Rickie Fowler drops to his lowest spot in the World Ranking since April 2010 following second straight missed cut
After they fist-bumped on Spyglass Hill’s ninth green Friday afternoon, good friends Rickie Fowler and Jordan Spieth went their separate ways, both literally and figuratively. Spieth went on to contend for a second straight week, the latest positive sign in his comeback process. Fowler, meanwhile, had missed his second straight cut, a continuation of the slump he’s been mired in for more than a year now.
For Fowler, Friday marked his 10th missed cut in his last 22 PGA Tour starts, a stunning number for a player who had been a weekend fixture for the last decade. His last top-10 came at the 2020 American Express, a tournament he led after 54 holes, only to finish eight back.
At that point the five-time tour winner was ranked 25th in the world, but he’s since tumbled all the way to 66th. That marks his lowest spot in World Ranking since April 2010, when he was ranked 68th two weeks after a T-8 at Harbour Town. A week later, a then 21-year-old Fowler finished in solo sixth at Quail Hollow, which saw him jump to 51st in the world. And from then until last month, he had never ranked lower than 56th.

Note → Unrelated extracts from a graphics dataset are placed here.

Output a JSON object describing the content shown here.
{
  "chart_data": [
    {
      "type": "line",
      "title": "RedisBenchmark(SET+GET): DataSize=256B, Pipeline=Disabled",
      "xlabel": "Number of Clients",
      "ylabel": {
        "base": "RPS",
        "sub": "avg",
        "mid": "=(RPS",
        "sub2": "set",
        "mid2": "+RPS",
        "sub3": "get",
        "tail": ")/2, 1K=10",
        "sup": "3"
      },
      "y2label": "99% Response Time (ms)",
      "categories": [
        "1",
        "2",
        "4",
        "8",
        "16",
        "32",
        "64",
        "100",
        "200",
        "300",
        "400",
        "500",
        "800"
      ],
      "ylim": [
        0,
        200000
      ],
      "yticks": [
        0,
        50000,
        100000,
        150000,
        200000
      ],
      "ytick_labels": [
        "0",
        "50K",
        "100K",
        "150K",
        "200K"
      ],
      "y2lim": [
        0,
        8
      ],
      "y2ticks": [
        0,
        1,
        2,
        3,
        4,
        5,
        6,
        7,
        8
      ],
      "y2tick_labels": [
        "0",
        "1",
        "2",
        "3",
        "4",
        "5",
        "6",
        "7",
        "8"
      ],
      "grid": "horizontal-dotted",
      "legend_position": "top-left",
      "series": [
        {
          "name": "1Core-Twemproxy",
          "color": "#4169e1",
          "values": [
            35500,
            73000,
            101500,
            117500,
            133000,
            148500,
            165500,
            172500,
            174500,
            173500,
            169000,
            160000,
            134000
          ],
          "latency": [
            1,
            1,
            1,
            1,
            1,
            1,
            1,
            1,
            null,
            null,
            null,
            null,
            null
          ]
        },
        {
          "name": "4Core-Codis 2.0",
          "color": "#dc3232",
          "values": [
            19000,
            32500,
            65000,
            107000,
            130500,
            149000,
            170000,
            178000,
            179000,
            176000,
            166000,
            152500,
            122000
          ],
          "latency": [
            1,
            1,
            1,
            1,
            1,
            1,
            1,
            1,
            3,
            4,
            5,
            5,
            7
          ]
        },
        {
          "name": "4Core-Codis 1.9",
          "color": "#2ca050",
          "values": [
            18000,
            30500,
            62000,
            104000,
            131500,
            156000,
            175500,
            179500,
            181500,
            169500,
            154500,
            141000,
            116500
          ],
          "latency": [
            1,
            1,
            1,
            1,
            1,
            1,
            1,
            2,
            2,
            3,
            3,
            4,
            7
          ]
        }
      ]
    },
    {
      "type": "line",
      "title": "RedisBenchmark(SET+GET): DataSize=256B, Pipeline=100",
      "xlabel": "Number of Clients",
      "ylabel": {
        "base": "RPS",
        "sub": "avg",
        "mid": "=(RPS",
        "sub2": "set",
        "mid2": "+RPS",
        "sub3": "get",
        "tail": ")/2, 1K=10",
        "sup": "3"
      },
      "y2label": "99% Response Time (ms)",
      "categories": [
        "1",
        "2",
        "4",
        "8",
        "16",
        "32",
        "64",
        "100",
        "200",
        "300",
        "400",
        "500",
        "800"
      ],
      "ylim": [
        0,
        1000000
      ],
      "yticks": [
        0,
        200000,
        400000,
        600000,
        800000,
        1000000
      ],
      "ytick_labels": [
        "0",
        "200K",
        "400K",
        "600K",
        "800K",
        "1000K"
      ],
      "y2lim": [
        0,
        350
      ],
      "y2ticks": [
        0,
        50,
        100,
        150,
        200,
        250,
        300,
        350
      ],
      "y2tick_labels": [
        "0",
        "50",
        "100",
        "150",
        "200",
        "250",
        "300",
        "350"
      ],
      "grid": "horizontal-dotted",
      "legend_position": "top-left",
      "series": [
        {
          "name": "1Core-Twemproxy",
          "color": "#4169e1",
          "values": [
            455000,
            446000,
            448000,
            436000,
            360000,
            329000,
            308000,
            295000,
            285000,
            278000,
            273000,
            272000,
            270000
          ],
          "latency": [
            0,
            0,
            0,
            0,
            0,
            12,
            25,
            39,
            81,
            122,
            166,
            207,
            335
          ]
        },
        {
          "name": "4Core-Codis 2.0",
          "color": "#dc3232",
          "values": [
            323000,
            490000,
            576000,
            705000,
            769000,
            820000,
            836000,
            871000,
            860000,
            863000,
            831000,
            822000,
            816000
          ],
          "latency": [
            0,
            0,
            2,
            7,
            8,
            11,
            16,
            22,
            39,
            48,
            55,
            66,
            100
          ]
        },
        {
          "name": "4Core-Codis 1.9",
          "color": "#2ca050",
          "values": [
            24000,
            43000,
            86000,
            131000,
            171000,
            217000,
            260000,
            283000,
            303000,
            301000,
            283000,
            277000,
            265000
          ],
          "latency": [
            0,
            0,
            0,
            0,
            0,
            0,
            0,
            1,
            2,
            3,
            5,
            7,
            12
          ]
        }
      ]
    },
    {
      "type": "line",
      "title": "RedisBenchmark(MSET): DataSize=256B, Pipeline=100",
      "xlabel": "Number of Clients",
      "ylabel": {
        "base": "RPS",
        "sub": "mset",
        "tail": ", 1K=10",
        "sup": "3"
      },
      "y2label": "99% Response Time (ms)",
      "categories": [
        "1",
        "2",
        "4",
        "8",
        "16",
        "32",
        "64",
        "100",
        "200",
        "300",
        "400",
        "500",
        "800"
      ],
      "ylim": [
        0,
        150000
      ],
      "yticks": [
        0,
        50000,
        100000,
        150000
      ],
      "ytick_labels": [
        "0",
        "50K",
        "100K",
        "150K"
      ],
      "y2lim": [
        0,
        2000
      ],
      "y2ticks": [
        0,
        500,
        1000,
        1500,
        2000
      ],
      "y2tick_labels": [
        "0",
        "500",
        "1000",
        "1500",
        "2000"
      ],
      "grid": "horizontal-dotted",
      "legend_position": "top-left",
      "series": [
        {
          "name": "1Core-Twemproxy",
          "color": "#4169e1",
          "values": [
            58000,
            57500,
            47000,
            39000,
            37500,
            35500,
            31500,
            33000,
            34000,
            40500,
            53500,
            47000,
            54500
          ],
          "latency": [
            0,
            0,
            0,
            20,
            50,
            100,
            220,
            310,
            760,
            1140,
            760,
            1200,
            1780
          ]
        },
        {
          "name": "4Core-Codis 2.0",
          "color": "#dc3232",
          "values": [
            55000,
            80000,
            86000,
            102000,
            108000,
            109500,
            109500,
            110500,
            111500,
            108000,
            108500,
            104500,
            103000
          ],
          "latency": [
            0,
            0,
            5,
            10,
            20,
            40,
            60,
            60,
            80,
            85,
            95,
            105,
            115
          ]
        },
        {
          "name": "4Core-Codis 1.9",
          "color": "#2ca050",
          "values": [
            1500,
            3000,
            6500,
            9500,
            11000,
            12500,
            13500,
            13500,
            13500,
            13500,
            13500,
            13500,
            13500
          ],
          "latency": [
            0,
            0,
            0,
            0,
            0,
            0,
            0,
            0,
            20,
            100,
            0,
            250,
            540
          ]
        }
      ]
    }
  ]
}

Coincidentally, 2010 was also the last time Fowler did not play in the Masters, which he’s in serious danger of missing this year given he’s still yet to qualify for the event. There remain two ways that he can play his way in, however. The first: win a PGA Tour event with full FedEx Cup points between now and Augusta. The second: vault into the top 50 in the World Ranking between now and Augusta. And while there are only two months until the major, that’s still plenty of time to accomplish either feat, starting this week at the Genesis Invitational.
Should he struggle again at Riviera, Fowler will likely miss the following week’s World Golf Championships event being held at The Concession Club in Bradenton, Fla. (he hasn’t qualified for that either, according to PGATour.com). If that happens, he could take the week off or play in the opposite-field event in Puerto Rico. Then comes what would be a make-or-break Florida swing, starting with the Arnold Palmer Invitational, then the Players and finally, the Honda, three events he’s historically had success.
If Fowler is unable to make up ground during that stretch, there’s the WGC-Dell Match Play (although he’ll likely need to be in the world top 64 to qualify), and then he’d be left with one final opportunity at the Valero Texas Open. This, of course, is all worst-case scenario stuff, which Fowler is hoping to avoid. Like Spieth, he’s sticking to the process, which has included some serious swing changes, equipment changes and, most shockingly, working through some putting woes. Now, Fowler just needs the process to produce similar results that Spieth has seen over the last few weeks. If it doesn’t, Fowler will be absent at Augusta National, where he’s finished T-12 or better five times since 2014.